11 |

1.1K 35 1
                                    

Dewangga

Aku melambaikan tangan saat melihat Aya tersenyum dari balik kaca mobil. Kendaraannya terparkir agak jauh dari pintu masuk studio, mungkin dia sengaja cari tempat yang adem dan rindang. Aku pun bergegas menghampiri Aya. Dia keluar dari mobil dan menyambutku sumringah.

"Hei," sapaku.

"Udah mulai?" tanya Aya.

Aku menggeleng. "Mungkin lima menit lagi," sahutku. "Yuk, masuk." Aku mengaitkan jemari kami dan menggandengnya. Akan tetapi Aya menahan tanganku.

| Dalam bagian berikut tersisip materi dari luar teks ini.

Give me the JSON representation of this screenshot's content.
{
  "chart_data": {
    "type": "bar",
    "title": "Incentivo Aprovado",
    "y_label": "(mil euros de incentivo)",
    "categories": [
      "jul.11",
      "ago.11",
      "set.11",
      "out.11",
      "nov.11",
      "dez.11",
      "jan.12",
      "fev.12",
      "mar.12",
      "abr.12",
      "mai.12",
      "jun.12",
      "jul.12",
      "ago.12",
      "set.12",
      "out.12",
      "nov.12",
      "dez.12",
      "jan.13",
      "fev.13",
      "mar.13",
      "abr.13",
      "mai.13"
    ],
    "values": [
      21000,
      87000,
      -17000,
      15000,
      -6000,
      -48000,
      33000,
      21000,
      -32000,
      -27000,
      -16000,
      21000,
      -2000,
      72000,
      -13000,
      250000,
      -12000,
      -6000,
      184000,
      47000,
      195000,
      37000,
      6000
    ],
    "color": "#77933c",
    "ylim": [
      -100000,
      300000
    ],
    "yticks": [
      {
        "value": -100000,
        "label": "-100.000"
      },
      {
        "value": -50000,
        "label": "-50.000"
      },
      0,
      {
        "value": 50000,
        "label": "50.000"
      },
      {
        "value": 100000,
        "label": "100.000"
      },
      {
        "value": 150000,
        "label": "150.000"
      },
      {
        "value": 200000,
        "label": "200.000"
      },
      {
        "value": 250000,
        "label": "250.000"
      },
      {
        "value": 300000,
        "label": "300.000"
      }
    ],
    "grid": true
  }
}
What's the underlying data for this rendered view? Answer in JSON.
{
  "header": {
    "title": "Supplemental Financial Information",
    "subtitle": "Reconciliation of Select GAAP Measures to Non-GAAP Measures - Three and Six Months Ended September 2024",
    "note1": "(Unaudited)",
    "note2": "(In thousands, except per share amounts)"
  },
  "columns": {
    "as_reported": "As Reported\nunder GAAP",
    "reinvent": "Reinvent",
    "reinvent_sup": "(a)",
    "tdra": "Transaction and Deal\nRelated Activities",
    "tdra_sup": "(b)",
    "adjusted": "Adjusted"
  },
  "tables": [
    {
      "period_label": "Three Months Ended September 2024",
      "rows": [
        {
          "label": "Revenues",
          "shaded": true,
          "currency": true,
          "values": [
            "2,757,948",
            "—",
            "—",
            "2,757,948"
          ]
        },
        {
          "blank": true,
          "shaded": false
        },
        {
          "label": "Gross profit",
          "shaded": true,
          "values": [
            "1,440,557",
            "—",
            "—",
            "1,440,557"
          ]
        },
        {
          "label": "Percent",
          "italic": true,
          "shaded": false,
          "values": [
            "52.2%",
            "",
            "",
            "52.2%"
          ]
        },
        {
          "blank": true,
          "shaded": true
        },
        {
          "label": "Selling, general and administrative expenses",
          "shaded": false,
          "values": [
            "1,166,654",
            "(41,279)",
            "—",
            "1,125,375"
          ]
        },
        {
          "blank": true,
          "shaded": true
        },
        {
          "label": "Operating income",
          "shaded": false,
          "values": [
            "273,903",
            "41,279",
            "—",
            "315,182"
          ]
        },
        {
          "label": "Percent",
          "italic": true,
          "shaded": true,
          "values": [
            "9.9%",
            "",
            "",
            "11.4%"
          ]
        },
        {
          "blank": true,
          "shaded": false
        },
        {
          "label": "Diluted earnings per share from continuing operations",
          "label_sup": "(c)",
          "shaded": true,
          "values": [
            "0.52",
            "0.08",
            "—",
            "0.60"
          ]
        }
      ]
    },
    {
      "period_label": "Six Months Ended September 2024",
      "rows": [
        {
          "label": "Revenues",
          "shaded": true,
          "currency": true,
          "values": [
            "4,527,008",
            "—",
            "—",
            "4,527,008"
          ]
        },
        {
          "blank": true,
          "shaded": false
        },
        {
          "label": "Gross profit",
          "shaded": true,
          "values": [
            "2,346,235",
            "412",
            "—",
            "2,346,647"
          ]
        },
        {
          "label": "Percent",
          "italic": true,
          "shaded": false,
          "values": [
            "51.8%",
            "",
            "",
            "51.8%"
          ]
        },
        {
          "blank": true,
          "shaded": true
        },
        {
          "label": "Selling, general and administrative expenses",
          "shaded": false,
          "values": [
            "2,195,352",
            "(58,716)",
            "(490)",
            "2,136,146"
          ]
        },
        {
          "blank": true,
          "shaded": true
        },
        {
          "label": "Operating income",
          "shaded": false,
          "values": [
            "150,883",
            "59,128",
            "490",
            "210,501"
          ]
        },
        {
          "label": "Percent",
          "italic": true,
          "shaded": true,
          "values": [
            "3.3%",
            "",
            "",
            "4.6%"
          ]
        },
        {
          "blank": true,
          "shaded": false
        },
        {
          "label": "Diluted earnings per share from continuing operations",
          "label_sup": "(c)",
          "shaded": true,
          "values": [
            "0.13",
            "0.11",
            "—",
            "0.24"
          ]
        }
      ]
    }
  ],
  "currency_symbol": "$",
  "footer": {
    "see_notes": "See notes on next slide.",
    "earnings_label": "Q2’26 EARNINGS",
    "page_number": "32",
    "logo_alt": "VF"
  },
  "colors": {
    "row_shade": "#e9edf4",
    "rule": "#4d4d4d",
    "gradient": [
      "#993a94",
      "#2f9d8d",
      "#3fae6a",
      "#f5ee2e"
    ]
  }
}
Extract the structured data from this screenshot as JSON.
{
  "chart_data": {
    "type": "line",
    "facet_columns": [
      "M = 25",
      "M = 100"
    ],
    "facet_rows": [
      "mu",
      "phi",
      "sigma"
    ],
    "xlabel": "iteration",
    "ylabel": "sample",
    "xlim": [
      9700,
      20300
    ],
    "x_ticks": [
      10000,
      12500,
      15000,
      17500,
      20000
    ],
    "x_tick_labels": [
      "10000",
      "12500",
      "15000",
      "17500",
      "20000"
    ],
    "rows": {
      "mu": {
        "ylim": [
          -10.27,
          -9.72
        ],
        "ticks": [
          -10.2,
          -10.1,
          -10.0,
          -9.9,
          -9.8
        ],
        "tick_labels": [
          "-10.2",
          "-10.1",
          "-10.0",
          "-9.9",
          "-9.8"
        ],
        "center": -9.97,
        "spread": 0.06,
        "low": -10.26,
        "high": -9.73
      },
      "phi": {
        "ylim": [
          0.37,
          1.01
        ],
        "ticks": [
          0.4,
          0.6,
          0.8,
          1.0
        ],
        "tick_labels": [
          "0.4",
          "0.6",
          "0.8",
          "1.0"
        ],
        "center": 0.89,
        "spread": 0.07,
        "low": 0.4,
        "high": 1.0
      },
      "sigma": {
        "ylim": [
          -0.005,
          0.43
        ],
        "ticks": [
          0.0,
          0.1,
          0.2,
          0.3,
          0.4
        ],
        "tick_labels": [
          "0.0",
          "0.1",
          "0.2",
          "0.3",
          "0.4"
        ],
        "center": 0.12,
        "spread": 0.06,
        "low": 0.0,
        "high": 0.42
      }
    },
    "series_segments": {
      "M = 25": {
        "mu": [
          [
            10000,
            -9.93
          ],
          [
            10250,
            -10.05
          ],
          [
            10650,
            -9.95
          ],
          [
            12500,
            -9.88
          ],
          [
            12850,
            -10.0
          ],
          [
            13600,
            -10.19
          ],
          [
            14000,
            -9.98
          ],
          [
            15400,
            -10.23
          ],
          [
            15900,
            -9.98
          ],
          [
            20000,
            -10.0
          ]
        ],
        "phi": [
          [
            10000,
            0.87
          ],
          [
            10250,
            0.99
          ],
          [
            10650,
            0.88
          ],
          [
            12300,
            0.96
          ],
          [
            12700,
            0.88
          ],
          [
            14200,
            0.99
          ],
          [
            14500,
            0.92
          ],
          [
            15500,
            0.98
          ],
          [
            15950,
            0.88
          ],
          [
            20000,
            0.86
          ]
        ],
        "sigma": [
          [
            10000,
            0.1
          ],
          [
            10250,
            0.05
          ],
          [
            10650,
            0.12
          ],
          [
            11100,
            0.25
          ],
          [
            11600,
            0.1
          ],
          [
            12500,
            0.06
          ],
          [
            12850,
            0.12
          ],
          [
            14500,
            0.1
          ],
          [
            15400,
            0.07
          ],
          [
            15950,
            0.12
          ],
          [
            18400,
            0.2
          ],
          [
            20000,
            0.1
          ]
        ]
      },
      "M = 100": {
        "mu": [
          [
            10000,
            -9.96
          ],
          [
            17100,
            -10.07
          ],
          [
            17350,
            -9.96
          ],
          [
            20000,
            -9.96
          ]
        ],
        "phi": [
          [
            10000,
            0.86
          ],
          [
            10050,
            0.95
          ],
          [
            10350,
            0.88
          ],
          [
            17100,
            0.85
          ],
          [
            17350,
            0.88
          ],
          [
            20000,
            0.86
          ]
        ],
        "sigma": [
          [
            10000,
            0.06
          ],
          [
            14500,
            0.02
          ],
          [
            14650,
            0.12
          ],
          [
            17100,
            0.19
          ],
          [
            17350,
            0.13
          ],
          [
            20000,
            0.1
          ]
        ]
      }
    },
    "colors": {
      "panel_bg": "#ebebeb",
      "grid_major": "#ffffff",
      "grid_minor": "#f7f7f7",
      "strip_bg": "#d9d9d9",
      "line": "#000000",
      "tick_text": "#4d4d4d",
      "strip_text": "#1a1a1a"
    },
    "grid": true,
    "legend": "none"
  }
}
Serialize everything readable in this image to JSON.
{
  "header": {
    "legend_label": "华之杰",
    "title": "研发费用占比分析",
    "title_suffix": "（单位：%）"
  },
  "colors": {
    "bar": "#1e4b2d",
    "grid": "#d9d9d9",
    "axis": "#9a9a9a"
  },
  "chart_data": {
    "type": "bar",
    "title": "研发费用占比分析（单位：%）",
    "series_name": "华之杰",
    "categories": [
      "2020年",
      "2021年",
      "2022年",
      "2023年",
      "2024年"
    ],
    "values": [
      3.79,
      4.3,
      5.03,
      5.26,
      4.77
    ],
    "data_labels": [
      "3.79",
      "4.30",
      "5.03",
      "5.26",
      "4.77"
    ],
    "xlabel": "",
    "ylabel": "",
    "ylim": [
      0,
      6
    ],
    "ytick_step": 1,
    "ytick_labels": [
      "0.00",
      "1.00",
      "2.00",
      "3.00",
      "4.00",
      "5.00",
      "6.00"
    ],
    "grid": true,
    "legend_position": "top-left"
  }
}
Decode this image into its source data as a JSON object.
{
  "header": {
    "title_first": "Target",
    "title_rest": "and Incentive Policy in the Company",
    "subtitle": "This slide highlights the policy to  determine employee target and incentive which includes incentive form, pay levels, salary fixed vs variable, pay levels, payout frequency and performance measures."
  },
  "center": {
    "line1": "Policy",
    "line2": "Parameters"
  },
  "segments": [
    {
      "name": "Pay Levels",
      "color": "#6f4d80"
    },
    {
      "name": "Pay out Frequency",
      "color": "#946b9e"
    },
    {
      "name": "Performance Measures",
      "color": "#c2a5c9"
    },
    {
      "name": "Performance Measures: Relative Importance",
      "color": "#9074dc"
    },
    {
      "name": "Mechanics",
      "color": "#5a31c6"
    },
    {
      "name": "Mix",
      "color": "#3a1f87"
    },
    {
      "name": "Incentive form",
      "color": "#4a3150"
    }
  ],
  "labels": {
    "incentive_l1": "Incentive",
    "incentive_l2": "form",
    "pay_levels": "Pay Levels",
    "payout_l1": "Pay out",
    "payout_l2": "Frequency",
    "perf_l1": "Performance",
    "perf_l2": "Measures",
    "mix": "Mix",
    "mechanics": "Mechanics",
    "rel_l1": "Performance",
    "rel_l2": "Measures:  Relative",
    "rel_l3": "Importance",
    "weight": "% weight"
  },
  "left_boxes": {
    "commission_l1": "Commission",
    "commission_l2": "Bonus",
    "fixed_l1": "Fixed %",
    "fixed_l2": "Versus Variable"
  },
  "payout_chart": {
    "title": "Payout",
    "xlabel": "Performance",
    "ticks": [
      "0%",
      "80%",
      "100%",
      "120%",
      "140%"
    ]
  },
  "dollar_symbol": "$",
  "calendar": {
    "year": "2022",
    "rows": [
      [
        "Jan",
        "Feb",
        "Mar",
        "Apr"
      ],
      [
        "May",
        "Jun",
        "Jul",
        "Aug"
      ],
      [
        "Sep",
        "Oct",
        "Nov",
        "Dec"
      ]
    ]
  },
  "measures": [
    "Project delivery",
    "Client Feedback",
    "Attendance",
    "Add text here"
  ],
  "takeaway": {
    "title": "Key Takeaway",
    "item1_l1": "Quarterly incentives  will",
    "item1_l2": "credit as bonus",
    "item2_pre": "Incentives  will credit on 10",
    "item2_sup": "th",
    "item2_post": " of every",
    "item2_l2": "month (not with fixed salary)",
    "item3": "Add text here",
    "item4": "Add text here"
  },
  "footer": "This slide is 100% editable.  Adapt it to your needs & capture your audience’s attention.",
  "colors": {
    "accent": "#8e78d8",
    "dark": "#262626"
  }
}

"Aku nggak berencana masuk ke dalam, Beb," tolak Aya.

Aku mengernyit. "Kenapa?"

"Pesawatku bentar lagi take off," jawab Aya.

"Oh, pesawatmu siang ini?" Aku lupa kalau Aya akan menyusul maminya ke Yogyakarta untuk meresmikan pembukaan cabang klinik kecantikan mereka yang baru. "Jadi ngapain ke sini?"

Aya mengerling jail. "Buat pamitan sama kamulah," katanya menggodaku.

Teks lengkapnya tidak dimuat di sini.